Generally, though, most people eat meat almost exclusively from commercial farms most of the time. But even carnivores could consider mixing it up with vegetarian food, including vegan food (no meat, eggs, dairy, or even honey). This has advantages for the planet over commercial husbandry. It can be creative, just as diverse as what you find in your average comfort-food restaurant, and better for you – although you may have to supplement pure vegan diets with vitamins like B12. If you’re not vegetarian, celebrate that “variety is the spice of life” anyway and give good vegetarian restaurants a try sometimes. Michael Pollan has written about this as someone agnostic toward vegetarianism, but sympathetic in very readable books like Food Rules and the Omnivores Dilemma. There are ways to get creative, and gourmet, with veggie meals.
Beyond Boring Vegetarianism…
Getting back to “where to eat great food and not harm the planet at the same time”: Should you happen to be in NY arriving from either Grand Central or Penn Station, or staying anywhere near the epicenter of public transportation in the US, you can find this restaurant just about in between NY’s two behemoth train stations in Midtown. At least a good portion of what you eat will be from “small family farms” according to the website. Perhaps it’s even easier to find those where you live than in Manhattan?

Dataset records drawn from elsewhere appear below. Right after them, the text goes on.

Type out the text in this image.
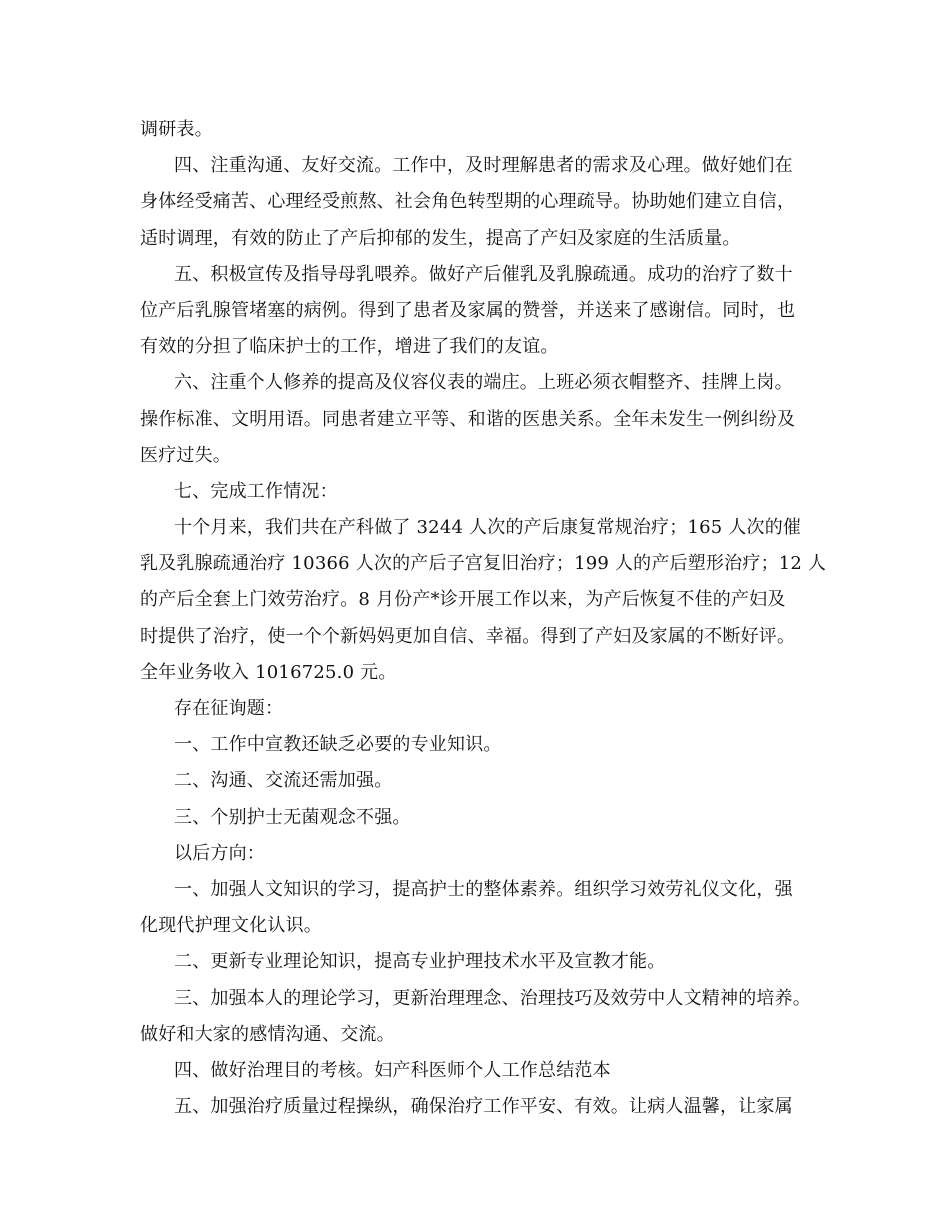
调研表。
四、注重沟通、友好交流。工作中，及时理解患者的需求及心理。做好她们在
身体经受痛苦、心理经受煎熬、社会角色转型期的心理疏导。协助她们建立自信，
适时调理，有效的防止了产后抑郁的发生，提高了产妇及家庭的生活质量。
五、积极宣传及指导母乳喂养。做好产后催乳及乳腺疏通。成功的治疗了数十
位产后乳腺管堵塞的病例。得到了患者及家属的赞誉，并送来了感谢信。同时，也
有效的分担了临床护士的工作，增进了我们的友谊。
六、注重个人修养的提高及仪容仪表的端庄。上班必须衣帽整齐、挂牌上岗。
操作标准、文明用语。同患者建立平等、和谐的医患关系。全年未发生一例纠纷及
医疗过失。
七、完成工作情况：
十个月来，我们共在产科做了 3244 人次的产后康复常规治疗；165 人次的催
乳及乳腺疏通治疗 10366 人次的产后子宫复旧治疗；199 人的产后塑形治疗；12 人
的产后全套上门效劳治疗。8 月份产*诊开展工作以来，为产后恢复不佳的产妇及
时提供了治疗，使一个个新妈妈更加自信、幸福。得到了产妇及家属的不断好评。
全年业务收入 1016725.0 元。
存在征询题：
一、工作中宣教还缺乏必要的专业知识。
二、沟通、交流还需加强。
三、个别护士无菌观念不强。
以后方向：
一、加强人文知识的学习，提高护士的整体素养。组织学习效劳礼仪文化，强
化现代护理文化认识。
二、更新专业理论知识，提高专业护理技术水平及宣教才能。
三、加强本人的理论学习，更新治理理念、治理技巧及效劳中人文精神的培养。
做好和大家的感情沟通、交流。
四、做好治理目的考核。妇产科医师个人工作总结范本
五、加强治疗质量过程操纵，确保治疗工作平安、有效。让病人温馨，让家属
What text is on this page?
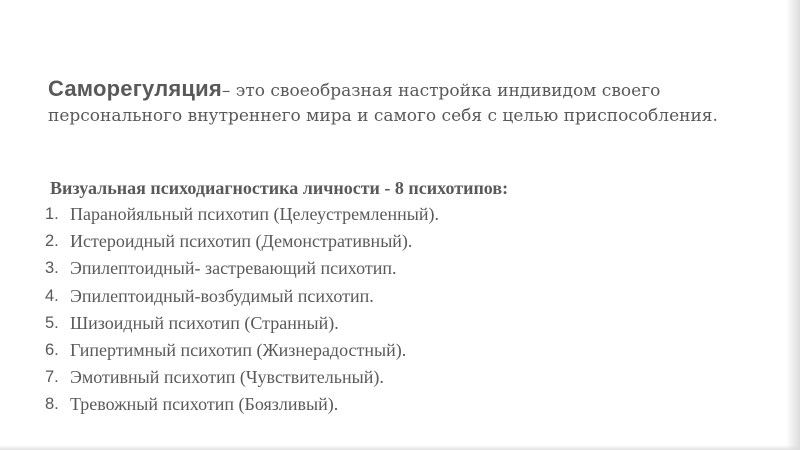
Саморегуляция– это своеобразная настройка индивидом своего персонального внутреннего мира и самого себя с целью приспособления.

Визуальная психодиагностика личности - 8 психотипов:

1. Паранойяльный психотип (Целеустремленный).
2. Истероидный психотип (Демонстративный).
3. Эпилептоидный- застревающий психотип.
4. Эпилептоидный-возбудимый психотип.
5. Шизоидный психотип (Странный).
6. Гипертимный психотип (Жизнерадостный).
7. Эмотивный психотип (Чувствительный).
8. Тревожный психотип (Боязливый).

Do you eat “Beyond Meat” because you have to, but you’re really a closet meat lover? Without a shred of guilt, my waiter at ABC V told my party to consider the dish that contained “chicken of the woods,” an edible mushroom that grows in orange, frilled shelves, with clusters sometimes weighing over 100 pounds. It looks a little like an oyster mushroom that’s been to the tanning salon, but is a different genus of true, edible mushrooms found all over the world. “Chicken of the woods” mushrooms taste more like chicken than beyond meat tastes like beef. But they may have even more flavor than chicken, with a gamey taste. This is what I’m hoping for when I want vegetarian food to add unexpected treats to my diet.

ABC V seeks nothing more than to “inform and inspire a cultural shift towards plant-based intelligence, through creativity and deliciousness.” Weirdly, the chefs at this restaurant did indeed perform this exact hocus pocus. I’m hoping you have a place like that near you!